KMNS
- Sioux City, Iowa; United States;
- Frequency: 620 kHz
- Branding: Fox Sports Radio 620

Programming
- Format: Sports
- Affiliations: Fox Sports Radio; Minnesota Vikings; Sioux City Musketeers;

Ownership
- Owner: iHeartMedia, Inc.; (iHM Licenses, LLC);
- Sister stations: KGLI; KSEZ; KSFT-FM; KWSL;

History
- First air date: May 1, 1949
- Former call signs: KCOM (1949–1954)
- Call sign meaning: "Music, News and Sports"

Technical information
- Licensing authority: FCC
- Facility ID: 10775
- Class: B
- Power: 1,000 watts
- Transmitter coordinates: 42°22′25″N 96°26′54.1″W﻿ / ﻿42.37361°N 96.448361°W

Links
- Public license information: Public file; LMS;
- Webcast: Listen live (via iHeartRadio)
- Website: 620kmns.iheart.com

= KMNS =

Radio station in Sioux City, Iowa

KMNS (620 AM) is a radio station in Sioux City, Iowa, United States, broadcasting a sports format. The station is owned by iHeartMedia and affiliated with its Fox Sports Radio network. iHeart's studios in Sioux City are located on Nebraska Avenue, and the transmitter is located southwest of Dakota City, Nebraska.

==History==
On October 29, 1946, Commercial Associates, Inc., filed with the Federal Communications Commission (FCC) to build a new radio station on 620 kHz in Sioux City. The FCC granted the application on April 28, 1947, In late 1948, Dietrich Dirks, former stockholder and manager of station KTRI, acquired control of the new station, and KCOM began broadcasting on May 1, 1949 from studios in the Insurance Exchange Building. It focused on news, sports, music, and farm features. Dirks also applied in 1952 for television channel 4, KSCJ also applied, and in December 1953, the two stations agreed to combine their bids in order to bypass a lengthy comparative hearing, with the added wrinkle that the KCOM Broadcasting Company would not only sell half of its shares to KSCJ but would sell off KCOM.

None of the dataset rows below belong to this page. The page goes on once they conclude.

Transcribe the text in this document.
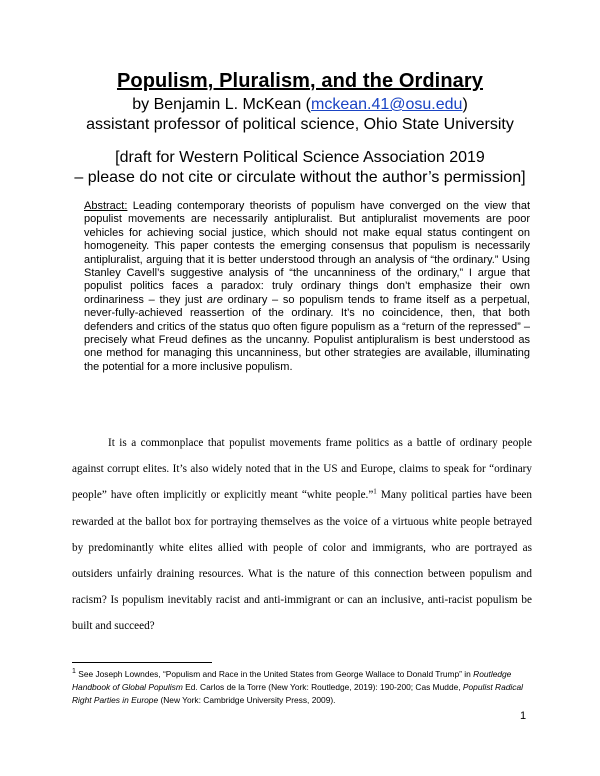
Populism, Pluralism, and the Ordinary
by Benjamin L. McKean (mckean.41@osu.edu)
assistant professor of political science, Ohio State University
[draft for Western Political Science Association 2019
– please do not cite or circulate without the author’s permission]
Abstract: Leading contemporary theorists of populism have converged on the view that populist movements are necessarily antipluralist. But antipluralist movements are poor vehicles for achieving social justice, which should not make equal status contingent on homogeneity. This paper contests the emerging consensus that populism is necessarily antipluralist, arguing that it is better understood through an analysis of “the ordinary.” Using Stanley Cavell’s suggestive analysis of “the uncanniness of the ordinary,” I argue that populist politics faces a paradox: truly ordinary things don’t emphasize their own ordinariness – they just are ordinary – so populism tends to frame itself as a perpetual, never-fully-achieved reassertion of the ordinary. It’s no coincidence, then, that both defenders and critics of the status quo often figure populism as a “return of the repressed” –precisely what Freud defines as the uncanny. Populist antipluralism is best understood as one method for managing this uncanniness, but other strategies are available, illuminating the potential for a more inclusive populism.
It is a commonplace that populist movements frame politics as a battle of ordinary people against corrupt elites. It’s also widely noted that in the US and Europe, claims to speak for “ordinary people” have often implicitly or explicitly meant “white people.”$^1$ Many political parties have been rewarded at the ballot box for portraying themselves as the voice of a virtuous white people betrayed by predominantly white elites allied with people of color and immigrants, who are portrayed as outsiders unfairly draining resources. What is the nature of this connection between populism and racism? Is populism inevitably racist and anti-immigrant or can an inclusive, anti-racist populism be built and succeed?
$^1$ See Joseph Lowndes, “Populism and Race in the United States from George Wallace to Donald Trump” in Routledge Handbook of Global Populism Ed. Carlos de la Torre (New York: Routledge, 2019): 190-200; Cas Mudde, Populist Radical Right Parties in Europe (New York: Cambridge University Press, 2009).
1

In October 1954, the Siouxland Broadcasting Company, controlled by the Johns family, acquired KCOM. William F. Johns managed WOSH in Oshkosh, Wisconsin. To emphasize the format, the new owners changed the call letters on January 1, 1955, to KMNS—"Music, News and Sports". Three years, Johns sold the station to James Stuart of Lincoln, Nebraska, for $175,000.

Stuart expanded by purchasing FM station KDVR (97.9 FM) in 1974 and relaunching it as KSEZ "Stereo 98" with an easy listening format. Five years later, Stuart sold both stations to Sentry Broadcasting, a division of Wisconsin-based Sentry Insurance, for $1.8 million. The format changed from Top 40 to country music in 1982. In 1984, Sentry embarked on a $200,000 rehabilitation of the transmission facility in Dakota City, adding modern-day equipment, preparing for potential AM stereo deployment, and also laying the groundwork for a possible power increase to 2,500 watts. Two years later, it sold the pair to Sage Broadcasting of Stamford, Connecticut; at the same time, it sold off three of its six other broadcasting operations. Sage retained the pair for three years, selling to Legend Communications in 1989; the stations were then sold to Chesterman Communications in 1992 after a previous attempt by the same buyer to purchase them the year before fell through.

After the enactment of the Telecommunications Act of 1996, which relaxed limits on radio station ownership, Chesterman and the Cardinal Communications cluster of KGLI and KWSL combined operations. The station added sports programming at night, initially from ESPN Radio, in 1998. By the end of the decade, KMNS had shifted to a full-on news/talk format, mostly relying on local news and syndicated national talk shows.

Clear Channel, predecessor to iHeartMedia, acquired the Sioux City cluster from Radioworks (the former Chesterman Communications) for $12 million in 2000. Fox Sports programming moved to KMNS in 2005 as part of a refocusing of KMNS and KWSL, which resulted in the flip of KWSL to a Spanish-language format.